Esse aspecto da governança brasileira é muito importante para nós. Com nova ameaça às
portas, vemos o governo federal ser lento em fechar fronteiras e resistir à ideia de exigir a
comprovação do esquema vacinal completo para quem entra no País, mesmo com
recomendações da Anvisa.

Fala-se em cancelamento do carnaval apenas para agradar a grupos conservadores que,


historicamente, não veem com bons olhos a data tão popular, considerando-a mera
“depravação”. Não vemos a mesma mobilização pelo cancelamento de eventos natalinos
públicos, nem de festas de ano-novo, ou shows e rodeios.

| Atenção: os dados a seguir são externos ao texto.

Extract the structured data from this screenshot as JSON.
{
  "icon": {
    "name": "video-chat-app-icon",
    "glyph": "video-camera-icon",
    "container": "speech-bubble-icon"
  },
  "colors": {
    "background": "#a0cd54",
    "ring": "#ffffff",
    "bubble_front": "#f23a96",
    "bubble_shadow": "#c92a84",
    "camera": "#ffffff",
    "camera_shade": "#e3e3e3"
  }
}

Interesses imediatos ou que atendam apenas a um grupo ou outro mais uma vez se
sobressaem aos coletivos. De nada serviram as afirmações de solidariedade, ou de que o
isolamento traria autoconhecimento e fraternidade, como se um mundo melhor fosse surgir
magicamente a partir da catástrofe. Continuamos egoístas, preocupados em competir ou em
sobreviver, porque a sociedade capitalista continua impondo a nós a lógica da posse acima da
vida. Quem já era rico, ficou mais rico ainda; a todo o restante, ficou o desemprego ou o
trabalho precário, com a renda corroída pela inflação e uma sensação de culpa, pois os
aparelhos ideológicos dizem o tempo todo que a penúria é de responsabilidade dos indivíduos,
apenas. Precisamos entender que estamos reféns de um sistema perverso e temos que mudar
isso agora, antes que mais mortes ocorram e que esse modelo social nos reduza a máquinas
que trabalham, comem e tentam dormir.